Bei Kürzung der Gesamtbezüge um die monatlichen Zahlungen an die Unterstützungskasse betragen diese 193.763 € (2008), 192.882 € (2009) und 195.307 € (2010) zuzüglich eines Betrags in Höhe der fiktiven Jahresnettoprämie. Die unangemessenen Vergütungen und damit Mittelfehlverwendungen betragen nach diesen Korrekturen noch 10.806 € (2008), 25.583 € (2009), 25.787 € (2010), jedoch zuzüglich der (fiktiven) Jahresnettoprämie für die Altersversorgung des Geschäftsführers F.

Das Vorliegen unverhältnismäßig hoher Geschäftsführervergütungen und damit von Mittelfehlverwendungen rechtfertigt jedoch -wie das Finanzgericht Mecklenburg-Vorpommern zu Recht erkannt hat- nicht in jedem Fall den Verlust der Gemeinnützigkeit. Die Versagung der Anerkennung als „qualitativer Sprung“29 muss daher auch dem rechtsstaatlichen Verhältnismäßigkeitsprinzip entsprechen. Das Finanzgericht ist zwar von der Geltung des Verhältnismäßigkeitsprinzips ausgegangen, es hat jedoch rechtsfehlerhaft entschieden, dass der Entzug der Gemeinnützigkeit im Streitjahr 2006 verhältnismäßig sei.

Die Rechtsfolgen bei Verstößen gegen die tatsächliche Geschäftsführung (§ 63 AO) sind unter Anwendung des rechtsstaatlich fundierten Verhältnismäßigkeitsprinzips am Ausmaß und Gewicht der Pflichtverletzung auszurichten30. Dies hat zur Folge, dass bei kleineren, einmaligen Verstößen gegen Gemeinnützigkeitsvorschriften eine Entziehung der Steuervergünstigung ausscheidet31.

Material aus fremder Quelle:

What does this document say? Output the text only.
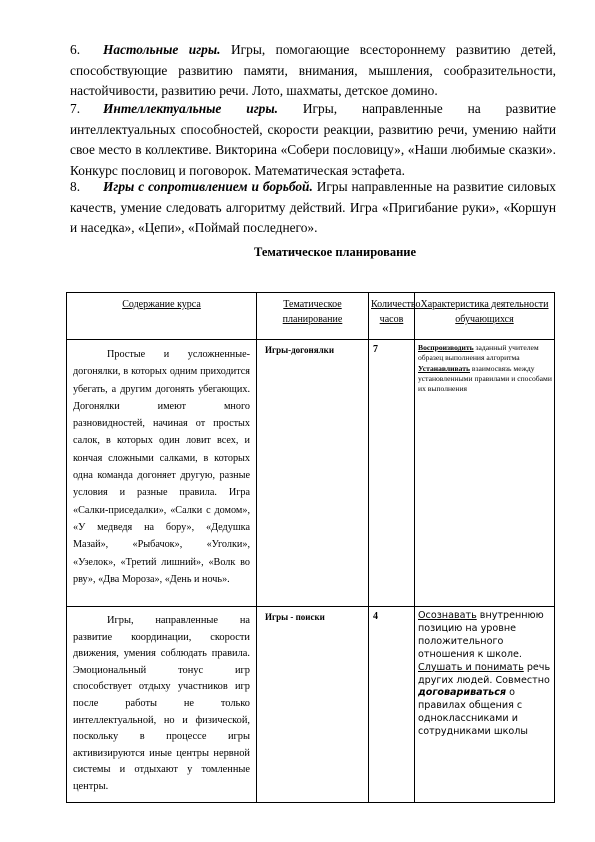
6. Настольные игры. Игры, помогающие всестороннему развитию детей, способствующие развитию памяти, внимания, мышления, сообразительности, настойчивости, развитию речи. Лото, шахматы, детское домино.
7. Интеллектуальные игры. Игры, направленные на развитие интеллектуальных способностей, скорости реакции, развитию речи, умению найти свое место в коллективе. Викторина «Собери пословицу», «Наши любимые сказки». Конкурс пословиц и поговорок. Математическая эстафета.
8. Игры с сопротивлением и борьбой. Игры направленные на развитие силовых качеств, умение следовать алгоритму действий. Игра «Пригибание руки», «Коршун и наседка», «Цепи», «Поймай последнего».
Тематическое планирование
Содержание курса	Тематическое планирование	Количество часов	Характеристика деятельности обучающихся

Простые и усложненные-догонялки, в которых одним приходится убегать, а другим догонять убегающих. Догонялки имеют много разновидностей, начиная от простых салок, в которых один ловит всех, и кончая сложными салками, в которых одна команда догоняет другую, разные условия и разные правила. Игра «Салки-приседалки», «Салки с домом», «У медведя на бору», «Дедушка Мазай», «Рыбачок», «Уголки», «Узелок», «Третий лишний», «Волк во рву», «Два Мороза», «День и ночь».	Игры-догонялки	7	Воспроизводить заданный учителем образец выполнения алгоритма
Устанавливать взаимосвязь между установленными правилами и способами их выполнения

Игры, направленные на развитие координации, скорости движения, умения соблюдать правила. Эмоциональный тонус игр способствует отдыху участников игр после работы не только интеллектуальной, но и физической, поскольку в процессе игры активизируются иные центры нервной системы и отдыхают у томленные центры.	Игры - поиски	4	Осознавать внутреннюю позицию на уровне положительного отношения к школе.
Слушать и понимать речь других людей. Совместно договариваться о правилах общения с одноклассниками и сотрудниками школы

Während der Bundesfinanzhof die Geltung des Verhältnismäßigkeitsprinzips beim Entzug der Gemeinnützigkeit bislang offengelassen hat32, schließt er sich der Auffassung des Schrifttums jedenfalls für geringfügige Verstöße gegen das Mittelverwendungsgebot des § 55 AO an. Da es sich beim Entzug der Gemeinnützigkeit nicht um eine Ermessensentscheidung der Finanzverwaltung handelt, stellen das Verhältnismäßigkeitsprinzip und der ihm innewohnende Bagatellvorbehalt ein unverzichtbares Korrektiv dar, um in Einzelfällen die einschneidende Rechtsfolge des Verlusts der Gemeinnützigkeit auszuschließen33.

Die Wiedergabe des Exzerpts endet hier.